Müller-Lyer Illusion


Franz Carl Müller-Lyer created a classic illusion in 1889:

Müller-Lyer illusion

Many people perceive the length of the bottom horizontal line as longer than the upper horizontal line even though the two horizontal lines are the same length.

The horizontal lines are called the shafts while the chevrons (< and >) are called the wings.

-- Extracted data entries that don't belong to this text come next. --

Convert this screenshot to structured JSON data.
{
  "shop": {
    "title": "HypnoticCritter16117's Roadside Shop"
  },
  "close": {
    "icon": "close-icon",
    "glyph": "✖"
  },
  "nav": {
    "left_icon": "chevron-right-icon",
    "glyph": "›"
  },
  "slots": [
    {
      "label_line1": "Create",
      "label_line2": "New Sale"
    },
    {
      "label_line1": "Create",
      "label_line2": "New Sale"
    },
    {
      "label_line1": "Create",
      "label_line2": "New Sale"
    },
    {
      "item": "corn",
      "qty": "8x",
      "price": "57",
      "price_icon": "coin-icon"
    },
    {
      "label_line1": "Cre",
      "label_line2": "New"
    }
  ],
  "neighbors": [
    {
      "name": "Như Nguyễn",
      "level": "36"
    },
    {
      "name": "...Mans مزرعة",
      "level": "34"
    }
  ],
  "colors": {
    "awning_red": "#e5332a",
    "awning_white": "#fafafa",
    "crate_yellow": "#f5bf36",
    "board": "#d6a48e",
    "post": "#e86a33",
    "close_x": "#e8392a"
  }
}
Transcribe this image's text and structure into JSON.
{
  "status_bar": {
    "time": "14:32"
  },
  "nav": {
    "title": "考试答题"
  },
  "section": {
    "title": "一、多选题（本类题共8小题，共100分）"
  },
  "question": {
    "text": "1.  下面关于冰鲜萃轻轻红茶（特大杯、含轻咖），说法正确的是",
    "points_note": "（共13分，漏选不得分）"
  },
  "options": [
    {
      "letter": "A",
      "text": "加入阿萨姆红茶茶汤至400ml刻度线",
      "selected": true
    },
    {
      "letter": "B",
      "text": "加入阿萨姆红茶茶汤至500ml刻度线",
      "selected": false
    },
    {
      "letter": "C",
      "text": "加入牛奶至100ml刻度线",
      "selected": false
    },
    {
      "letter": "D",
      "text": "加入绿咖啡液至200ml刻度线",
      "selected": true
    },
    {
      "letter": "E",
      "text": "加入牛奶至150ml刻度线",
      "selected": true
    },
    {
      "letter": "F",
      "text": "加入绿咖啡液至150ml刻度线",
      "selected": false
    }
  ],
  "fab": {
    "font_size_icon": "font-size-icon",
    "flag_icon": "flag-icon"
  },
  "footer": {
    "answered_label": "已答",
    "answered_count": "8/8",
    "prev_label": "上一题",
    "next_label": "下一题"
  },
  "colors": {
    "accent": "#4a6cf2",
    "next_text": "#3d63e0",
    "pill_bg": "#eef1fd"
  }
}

This demonstration presents five variants of the Müller-Lyer Illusion

  1. The classic illusion:
    Classic Müller-Lyer illusion
  2. The illusion without the shaft (the horizontal line) in which you are to judge the distance between the wings (< and >):
    Shaftless Müller-Lyer illusion
  3. The illusion where the wings have been replaced with circles:
    Müller-Lyer illusion with circles for wings
  4. The illusion with half wings -- either the part of each wing above or below the shaft is missing. This is sometimes called "half fins":
    Müller-Lyer illusion with half wings / fins
  5. The illusion with the tips of the inward slanting wings touching. This is sometimes called "intertip":
    Intertip Müller-Lyer illusion

For each variant of the illusion, you will adjust the length of one of the shafts until the two shafts appear to be equally long. After doing this several times, you will be asked to create an explanation as to why one of the variants produced a weaker illusion than the classic version of the illusion. Then you will read a short description of some theories of why the illusion occurs. Finally you will be asked to compare your explanation to one of the theories.

The Study:

Try the variations of the illusion below. Drag the blue pointer pointer that is on the bottom line to adjust the length of one of the shafts until the two shafts appear to be the same length. When you believe the lengths of the shafts are the same, click the "Show values" button. The length of each shaft will be displayed and the absolute value of the difference between the shaft lengths will be added to appropriate cell in the table at the bottom. After two seconds another variant of the illusion will appear. Repeat until you have collected 25 data points.

After completing the 25 judgments, look at the bottom row of the table which shows the mean absolute error for each of the five variants of the illusion. Based on your data, try to create an explanation for why the illusion was weaker for one of the variants than it was for the classic illusion. Then, read the explanations in the link that will appear below the data table once you have completed the study.